Makaha


I dove Makaha from shore for the first time last week.  There was myself and 3 others.  I organized the group and another person suggested the place.  So we all met up at Makaha Beach Park.  Once we figured out where it was safe to park we geared up and headed down. 

Makaha is on the west side so if you decide to dive this site make sure you don’t leave anything of value in view.  There is a higher crime rate over there and non-locals are not welcomed.  My friend and I both had cars that were automatic targets because they have DOD decals on them. 

The entry is an easy one.  It’s a relatively short and flat walk over the beach to the water.  Once you touch the water it’s only about 5 steps and you are over your head.  We swam a little ways on the surface and then dropped down in 15 ft waters.  Be aware that there is a current that usually runs across the beach and out to sea.  Nothing too strong but at the surface it pulls a bit.  Once we were down the visibility was great and there were great big coral heads.  The 2 sites I have the most experience with Shark’s Cove and Electric Beach are rocky and the coral grows on the rocks.  At Makaha the coral heads start on the sand.  No rocks to speak of once you swim out a bit. 

The first stop we made was the turtle cleaning station.  There are several of these around the island and it’s basically a point where the turtles gather and the smaller fish eat things off their shells.  There were about 5 turtles the first pass and 7 on the second tank. 

After that we just poked around and followed the reef out to sea until one of us hit a half tank and then we turned back and poked around some more.  The one person that was with us I hadn’t dived with her more than a couple of times and on this time out I found her to be a bit inconsiderate and not as safe as I like.  She disappeared once on us and we had to swim back and find her.  She got distracted taking pictures.

The exit from the water is an interesting one.  There is a large step up where the sand drops down deep.  There is also a very strong undertow.  Stronger than I have seen on the island.  I would highly recommend a mask and fin strap for sure.  I dropped my mask on the way out and my buddy managed to find it.  I also stumbled and got knocked to my knees a couple of times.  It’s not easy to get up off one’s knees when waves are crashing on your back and you have about 40lbs on your back.  So just beware the exit. 

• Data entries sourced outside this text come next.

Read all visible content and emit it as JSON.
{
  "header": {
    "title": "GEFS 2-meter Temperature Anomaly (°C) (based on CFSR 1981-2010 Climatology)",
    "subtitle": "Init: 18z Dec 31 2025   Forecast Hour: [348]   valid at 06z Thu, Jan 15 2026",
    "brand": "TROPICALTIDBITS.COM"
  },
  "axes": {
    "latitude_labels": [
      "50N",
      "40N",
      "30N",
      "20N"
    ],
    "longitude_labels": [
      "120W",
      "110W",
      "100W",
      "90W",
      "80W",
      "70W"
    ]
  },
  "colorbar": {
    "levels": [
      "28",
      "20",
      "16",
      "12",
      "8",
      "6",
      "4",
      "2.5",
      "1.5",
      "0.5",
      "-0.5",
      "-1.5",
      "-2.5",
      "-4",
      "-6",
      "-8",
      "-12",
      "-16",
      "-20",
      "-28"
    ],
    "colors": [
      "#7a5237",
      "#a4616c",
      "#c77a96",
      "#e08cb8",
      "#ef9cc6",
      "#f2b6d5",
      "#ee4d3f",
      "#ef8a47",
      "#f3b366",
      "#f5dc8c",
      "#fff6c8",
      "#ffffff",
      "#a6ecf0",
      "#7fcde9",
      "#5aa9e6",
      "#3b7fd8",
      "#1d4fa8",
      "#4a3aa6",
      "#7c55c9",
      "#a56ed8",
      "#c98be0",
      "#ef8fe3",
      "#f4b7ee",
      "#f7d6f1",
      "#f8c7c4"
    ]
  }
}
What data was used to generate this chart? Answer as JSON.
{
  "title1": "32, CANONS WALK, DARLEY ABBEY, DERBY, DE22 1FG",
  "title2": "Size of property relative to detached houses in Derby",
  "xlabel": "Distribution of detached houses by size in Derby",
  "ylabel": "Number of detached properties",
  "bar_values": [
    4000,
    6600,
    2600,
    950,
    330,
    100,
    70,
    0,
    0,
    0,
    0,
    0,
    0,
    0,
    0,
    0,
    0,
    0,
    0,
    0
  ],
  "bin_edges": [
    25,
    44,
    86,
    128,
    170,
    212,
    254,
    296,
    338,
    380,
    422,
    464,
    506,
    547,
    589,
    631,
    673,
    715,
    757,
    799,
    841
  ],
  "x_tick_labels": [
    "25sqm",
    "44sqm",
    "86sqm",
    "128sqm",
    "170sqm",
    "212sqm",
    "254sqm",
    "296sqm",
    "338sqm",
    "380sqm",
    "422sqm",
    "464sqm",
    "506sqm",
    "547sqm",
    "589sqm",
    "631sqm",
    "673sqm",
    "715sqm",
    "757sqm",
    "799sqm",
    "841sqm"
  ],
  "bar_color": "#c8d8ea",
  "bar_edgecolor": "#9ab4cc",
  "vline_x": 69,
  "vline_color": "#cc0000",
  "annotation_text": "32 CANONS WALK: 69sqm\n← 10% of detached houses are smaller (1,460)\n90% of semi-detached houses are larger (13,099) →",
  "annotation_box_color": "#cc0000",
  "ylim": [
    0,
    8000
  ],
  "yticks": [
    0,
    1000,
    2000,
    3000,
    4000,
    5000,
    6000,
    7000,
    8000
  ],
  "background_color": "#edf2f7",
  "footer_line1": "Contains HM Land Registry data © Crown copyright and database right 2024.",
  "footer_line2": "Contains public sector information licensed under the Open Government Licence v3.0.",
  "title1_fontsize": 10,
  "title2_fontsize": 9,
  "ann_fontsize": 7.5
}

Two of the 4 opted out of the second dive so I headed back out with the distracted camera person.  It was an experience in what not to look for in a dive buddy.  When we entered the water I was carrying the float.  I noticed as I entered that I had more water than I should on one leg and found that one booty was unzipped.  So I was piddling around trying to get it zipped up.  Even though she could clearly see that I was struggling to zip the booty and hang on to the flag she stayed at least 50 yards from me.  The only thing she said was “the current is pulling you Michelle”.  Strike One.  After I got situated I swam over and had her turn on my tank, since I forgotten to do this on shore.  Then, float still in hand we made our way out to sea.  There is a white buoy that sits on the water and we had decided to try to swim out closer to that on the surface and that way we could get closer to the caverns.  Finally I had to stop her and tell her that we had to tie off our flag since I had 18ft of rope and the water was at least that deep.  At that point she was still 50 yards away and I asked her to meet me down there.  I had to swim back toward shore to get in shallow enough water to tie off and she never came to meet me.  Strike two.  After we submerged we puttered along looking at things and looking for shells.  We did reach Makaha Caverns and spotted the mooring buoy.  By then, though, I signalled “half tank” and then “turn around”.  The response I got was “5 more minutes”.  Foolishly I gave her her 5 minutes.  Strike 3. 

We made it back to shore and took our gear off.  By this time I had decided I wouldn’t be inviting her along any more.  I don’t believe her dive practices are safe.  Hopefully someone else will learn from my story. 

This person wears used gear that was bought off of craigslist, uses steal 72’s that are only rated for 2400lbs of pressure and she doesn’t seem real concerned about the buddy system at all.  She told me that usually she just shows up at a site she wants to dive and waits until she sees a group going out then asks to join them.  I suppose there isn’t really anything wrong with this except you don’t know what caliber divers you are dealing with.  She claims to have done 100 dives yet she is only open water certified.  She has never been bothered to do any more classes.  On our first dive she told me she doesn’t have a compass or a depth gauge.  She takes a camera and takes pictures and she is unconcerned with her buddy’s experience on the dive.  Her objective is her own and she makes you feel like you are just along for the ride.  That’s ok if it’s the agreed upon agenda. 

Personally, I just found that after doing 3 dives with her I was uncomfortable with her dive practices.   Maybe I’m being overly cautious but that’s my prerogative.  She has texted me a few times and I’ve ignored them.  It’s not something I usually do.  I normally try to get along with everyone but I made and exception in the name of safety.  Diving, for me, is a learning experience each and every time.  I enjoy it and diving with safe people allows me to do just that.